Va detto che su 16 itinerari, quelli classificati come “difficili” sono 10, ma se teniamo presente le possibilità di trovare un compromesso come nei due esempi appena citati, ecco che le proporzioni si fanno più bilanciate, ed effettivamente potete cominciare a prendere in considerazione l’offerta anche se non siete professionisti della Mountain Bike. E non bisogna pensare che un percorso “facile” sia un tragitto sulla Statale, in mezzo alle auto, chiuso tra le vie dei paesi, con depressione e tristezza al seguito: l’itinerario 1, ad esempio, il più facile di tutti, adatto anche ai bambini, che sale al Passo Cimabanche (raggiungibile con mezzi pubblici) e riporta a Cortina, è tutto su una bella ciclabile che, la Strada Statale, la fiancheggia solo per un pezzo per poi infilarsi nei boschi e andare a costeggiare laghetti montani dove della SS51 non sentirete nemmeno l’eco lontana. L’aspetto ancora più interessante e affascinante del percorso è che la pista ciclabile è stata ricavata  dalla vecchia linea ferroviaria Dobbiaco-Calalzo di Cadore, dismessa dagli anni ’60 – il che garantisce passaggi suggestivi dentro vecchie gallerie, a fianco di stazioni abbandonate, su punti panoramici affacciati su gole e orridi  (il ponte di metallo sul torrente Felizon è spettacolare).

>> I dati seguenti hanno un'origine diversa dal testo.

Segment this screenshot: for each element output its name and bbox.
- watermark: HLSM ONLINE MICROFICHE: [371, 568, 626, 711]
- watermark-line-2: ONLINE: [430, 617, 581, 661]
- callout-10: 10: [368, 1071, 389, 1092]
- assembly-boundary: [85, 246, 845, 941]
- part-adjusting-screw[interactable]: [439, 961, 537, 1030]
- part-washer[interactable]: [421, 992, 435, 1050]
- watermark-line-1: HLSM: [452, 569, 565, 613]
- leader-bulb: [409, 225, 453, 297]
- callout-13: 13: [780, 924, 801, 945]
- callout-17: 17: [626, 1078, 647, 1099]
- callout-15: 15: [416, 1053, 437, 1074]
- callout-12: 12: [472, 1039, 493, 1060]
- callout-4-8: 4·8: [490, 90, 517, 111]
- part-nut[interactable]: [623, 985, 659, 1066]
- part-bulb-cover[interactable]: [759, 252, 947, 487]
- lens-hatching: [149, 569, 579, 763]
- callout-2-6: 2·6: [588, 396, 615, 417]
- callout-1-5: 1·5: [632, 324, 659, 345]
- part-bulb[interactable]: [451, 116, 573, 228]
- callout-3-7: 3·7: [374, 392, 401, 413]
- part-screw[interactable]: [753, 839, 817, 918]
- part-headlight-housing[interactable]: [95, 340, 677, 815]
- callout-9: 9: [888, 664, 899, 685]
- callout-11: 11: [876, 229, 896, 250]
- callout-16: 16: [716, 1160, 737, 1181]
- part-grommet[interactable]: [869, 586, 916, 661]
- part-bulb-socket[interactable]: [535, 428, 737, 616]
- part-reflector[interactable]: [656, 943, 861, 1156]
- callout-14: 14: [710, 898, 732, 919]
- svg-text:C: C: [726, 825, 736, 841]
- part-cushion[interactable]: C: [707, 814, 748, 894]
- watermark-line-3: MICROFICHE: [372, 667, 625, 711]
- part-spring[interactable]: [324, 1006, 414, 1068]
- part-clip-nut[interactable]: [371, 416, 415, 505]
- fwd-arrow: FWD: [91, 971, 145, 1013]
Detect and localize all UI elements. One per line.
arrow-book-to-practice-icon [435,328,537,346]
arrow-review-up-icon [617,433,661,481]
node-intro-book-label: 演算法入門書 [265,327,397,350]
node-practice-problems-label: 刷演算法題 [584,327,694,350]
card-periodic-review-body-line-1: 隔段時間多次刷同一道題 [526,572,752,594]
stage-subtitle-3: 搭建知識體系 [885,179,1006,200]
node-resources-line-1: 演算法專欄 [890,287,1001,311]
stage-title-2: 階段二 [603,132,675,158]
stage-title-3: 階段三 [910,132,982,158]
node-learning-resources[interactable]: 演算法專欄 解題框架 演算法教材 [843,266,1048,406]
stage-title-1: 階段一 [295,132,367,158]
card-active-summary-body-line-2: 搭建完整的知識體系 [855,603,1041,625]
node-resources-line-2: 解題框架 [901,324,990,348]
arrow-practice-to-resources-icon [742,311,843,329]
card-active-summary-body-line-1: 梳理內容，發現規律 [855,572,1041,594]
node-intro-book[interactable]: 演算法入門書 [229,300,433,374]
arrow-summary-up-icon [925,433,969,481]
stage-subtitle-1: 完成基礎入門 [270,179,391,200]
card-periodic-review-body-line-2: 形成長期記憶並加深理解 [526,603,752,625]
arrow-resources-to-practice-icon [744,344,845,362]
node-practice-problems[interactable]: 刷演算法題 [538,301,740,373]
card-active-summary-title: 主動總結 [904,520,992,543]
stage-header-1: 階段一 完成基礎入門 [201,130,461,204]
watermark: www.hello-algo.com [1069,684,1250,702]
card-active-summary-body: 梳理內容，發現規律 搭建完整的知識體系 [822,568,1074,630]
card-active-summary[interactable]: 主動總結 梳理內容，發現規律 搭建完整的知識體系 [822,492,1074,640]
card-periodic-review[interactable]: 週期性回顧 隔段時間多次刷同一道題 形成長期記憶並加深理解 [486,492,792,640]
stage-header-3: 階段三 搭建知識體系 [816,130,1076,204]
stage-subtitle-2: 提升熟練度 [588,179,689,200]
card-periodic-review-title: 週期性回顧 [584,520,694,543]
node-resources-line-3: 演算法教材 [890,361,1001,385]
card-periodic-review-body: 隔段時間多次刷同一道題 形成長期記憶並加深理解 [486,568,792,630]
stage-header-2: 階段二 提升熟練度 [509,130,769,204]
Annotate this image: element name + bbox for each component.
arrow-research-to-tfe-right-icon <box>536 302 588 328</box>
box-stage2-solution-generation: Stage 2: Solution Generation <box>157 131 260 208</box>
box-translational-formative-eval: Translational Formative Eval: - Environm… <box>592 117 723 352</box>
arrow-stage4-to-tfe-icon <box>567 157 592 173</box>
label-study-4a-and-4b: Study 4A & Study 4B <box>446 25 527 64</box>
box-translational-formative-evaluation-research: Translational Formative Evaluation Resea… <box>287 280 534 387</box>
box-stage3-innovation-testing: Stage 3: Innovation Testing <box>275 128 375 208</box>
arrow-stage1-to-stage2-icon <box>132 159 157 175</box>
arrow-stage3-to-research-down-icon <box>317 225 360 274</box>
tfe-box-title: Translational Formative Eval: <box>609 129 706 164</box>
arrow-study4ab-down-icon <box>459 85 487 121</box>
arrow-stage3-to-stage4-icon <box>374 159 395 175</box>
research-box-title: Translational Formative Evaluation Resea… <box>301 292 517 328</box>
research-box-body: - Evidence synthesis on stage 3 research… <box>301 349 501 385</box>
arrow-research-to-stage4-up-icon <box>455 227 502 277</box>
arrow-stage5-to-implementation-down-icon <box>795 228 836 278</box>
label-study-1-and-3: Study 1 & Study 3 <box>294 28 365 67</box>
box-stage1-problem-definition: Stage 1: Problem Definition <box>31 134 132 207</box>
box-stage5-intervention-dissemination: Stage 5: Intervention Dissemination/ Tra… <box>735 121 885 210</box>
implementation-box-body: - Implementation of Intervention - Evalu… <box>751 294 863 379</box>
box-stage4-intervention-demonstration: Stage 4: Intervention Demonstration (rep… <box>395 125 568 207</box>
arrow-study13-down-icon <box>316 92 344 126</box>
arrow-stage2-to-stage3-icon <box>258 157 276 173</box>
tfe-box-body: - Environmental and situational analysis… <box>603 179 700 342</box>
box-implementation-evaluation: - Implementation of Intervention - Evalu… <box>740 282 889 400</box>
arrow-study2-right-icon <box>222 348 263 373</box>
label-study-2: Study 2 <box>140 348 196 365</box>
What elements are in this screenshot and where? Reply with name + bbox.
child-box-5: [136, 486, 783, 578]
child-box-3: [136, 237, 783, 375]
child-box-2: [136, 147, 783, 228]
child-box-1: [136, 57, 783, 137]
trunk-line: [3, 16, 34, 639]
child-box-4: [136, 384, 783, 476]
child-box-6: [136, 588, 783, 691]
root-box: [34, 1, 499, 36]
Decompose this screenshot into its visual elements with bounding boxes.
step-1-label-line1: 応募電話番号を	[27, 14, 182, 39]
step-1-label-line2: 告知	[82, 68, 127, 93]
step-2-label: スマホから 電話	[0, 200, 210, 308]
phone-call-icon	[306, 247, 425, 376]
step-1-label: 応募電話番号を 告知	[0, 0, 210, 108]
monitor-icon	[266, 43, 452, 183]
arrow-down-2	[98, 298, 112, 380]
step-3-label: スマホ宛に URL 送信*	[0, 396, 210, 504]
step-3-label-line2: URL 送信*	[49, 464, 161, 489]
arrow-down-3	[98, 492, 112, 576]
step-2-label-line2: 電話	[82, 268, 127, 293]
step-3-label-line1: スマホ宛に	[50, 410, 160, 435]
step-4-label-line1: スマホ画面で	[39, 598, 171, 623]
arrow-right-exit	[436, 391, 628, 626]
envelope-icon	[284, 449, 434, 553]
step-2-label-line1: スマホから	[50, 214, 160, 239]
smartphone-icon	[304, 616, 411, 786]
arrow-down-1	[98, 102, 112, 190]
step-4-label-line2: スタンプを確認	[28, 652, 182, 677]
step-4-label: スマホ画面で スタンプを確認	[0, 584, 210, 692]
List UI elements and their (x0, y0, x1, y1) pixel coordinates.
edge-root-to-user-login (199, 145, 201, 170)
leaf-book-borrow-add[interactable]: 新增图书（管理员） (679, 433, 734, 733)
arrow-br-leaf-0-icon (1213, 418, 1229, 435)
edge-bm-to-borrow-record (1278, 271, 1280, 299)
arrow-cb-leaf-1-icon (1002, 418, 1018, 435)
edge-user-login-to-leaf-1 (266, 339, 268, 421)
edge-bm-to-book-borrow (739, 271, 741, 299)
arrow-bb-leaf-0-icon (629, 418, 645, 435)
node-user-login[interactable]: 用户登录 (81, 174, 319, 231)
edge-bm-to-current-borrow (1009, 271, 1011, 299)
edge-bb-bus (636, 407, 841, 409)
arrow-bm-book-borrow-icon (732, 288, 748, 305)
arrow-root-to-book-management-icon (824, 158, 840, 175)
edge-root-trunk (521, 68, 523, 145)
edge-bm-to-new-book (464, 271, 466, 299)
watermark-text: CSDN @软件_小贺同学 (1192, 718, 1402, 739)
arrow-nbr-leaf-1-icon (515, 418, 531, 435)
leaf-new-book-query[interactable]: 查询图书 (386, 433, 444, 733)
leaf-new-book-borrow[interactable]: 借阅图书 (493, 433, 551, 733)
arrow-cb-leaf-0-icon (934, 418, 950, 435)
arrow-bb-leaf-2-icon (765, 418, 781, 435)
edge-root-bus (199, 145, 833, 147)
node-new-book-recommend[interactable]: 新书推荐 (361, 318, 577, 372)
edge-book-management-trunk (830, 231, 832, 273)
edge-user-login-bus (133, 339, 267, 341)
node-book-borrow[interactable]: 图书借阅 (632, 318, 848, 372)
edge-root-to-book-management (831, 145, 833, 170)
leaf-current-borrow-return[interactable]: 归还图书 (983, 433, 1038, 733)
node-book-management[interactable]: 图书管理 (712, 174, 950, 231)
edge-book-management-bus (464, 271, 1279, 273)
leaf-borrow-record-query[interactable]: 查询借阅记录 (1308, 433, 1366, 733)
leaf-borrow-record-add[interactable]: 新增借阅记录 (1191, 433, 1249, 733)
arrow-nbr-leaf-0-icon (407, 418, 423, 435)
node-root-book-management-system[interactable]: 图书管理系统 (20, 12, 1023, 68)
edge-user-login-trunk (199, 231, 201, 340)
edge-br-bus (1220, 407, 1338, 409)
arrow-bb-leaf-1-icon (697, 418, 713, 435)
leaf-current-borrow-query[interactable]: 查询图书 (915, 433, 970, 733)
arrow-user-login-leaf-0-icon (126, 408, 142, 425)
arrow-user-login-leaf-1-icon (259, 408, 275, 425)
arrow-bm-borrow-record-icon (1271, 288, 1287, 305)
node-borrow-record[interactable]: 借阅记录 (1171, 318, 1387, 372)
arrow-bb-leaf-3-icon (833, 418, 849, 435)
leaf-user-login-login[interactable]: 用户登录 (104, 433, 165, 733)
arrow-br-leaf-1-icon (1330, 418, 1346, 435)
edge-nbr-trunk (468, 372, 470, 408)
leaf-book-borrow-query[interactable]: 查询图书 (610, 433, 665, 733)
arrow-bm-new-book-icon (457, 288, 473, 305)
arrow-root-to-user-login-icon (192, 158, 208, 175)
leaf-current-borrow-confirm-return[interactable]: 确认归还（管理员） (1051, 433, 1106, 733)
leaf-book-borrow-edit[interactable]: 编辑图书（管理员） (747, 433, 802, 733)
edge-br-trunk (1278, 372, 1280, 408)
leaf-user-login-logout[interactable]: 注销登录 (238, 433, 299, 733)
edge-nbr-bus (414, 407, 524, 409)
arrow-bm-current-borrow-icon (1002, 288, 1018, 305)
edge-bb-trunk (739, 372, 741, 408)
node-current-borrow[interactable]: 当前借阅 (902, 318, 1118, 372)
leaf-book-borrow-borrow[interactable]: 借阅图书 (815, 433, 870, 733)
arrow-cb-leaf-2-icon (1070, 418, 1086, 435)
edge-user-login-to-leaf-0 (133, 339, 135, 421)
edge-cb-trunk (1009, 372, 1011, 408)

Per senso di completezza e non far torto a nessuno, bisognerebbe almeno accennare a un itinerario di difficoltà “media”: segnaliamo allora quello che porta al Pian de Loa – un dislivello di 300 m disteso su poco meno di una decina di km, con un paio di chilometri di discese ripide tra radici e sassi infidi. Su questo percorso trovate tutto: la ciclabile ricavata dalla vecchia ferrovia, il ponte di ferro sul Felizon; poi i romantici ruderi di un castello del 1000, quello di Botestagno, da raggiungere facendo un pezzo a piedi;  poi i boschi attorno a Sant’Uberto; e ancora i prati di Pian de Loa, dove respirare al sole e al profumo di pascoli a 1300 m, per concludere, dopo vari ponticelli su ameni ruscelli di montagna, con il settecentesco Santuario della Madonna della Salute di Cadin di Sopra. Poche pedalate ancora e rieccovi a Cortina, dove tutto e cominciato. E dove naturalmente ricomincia il giorno dopo.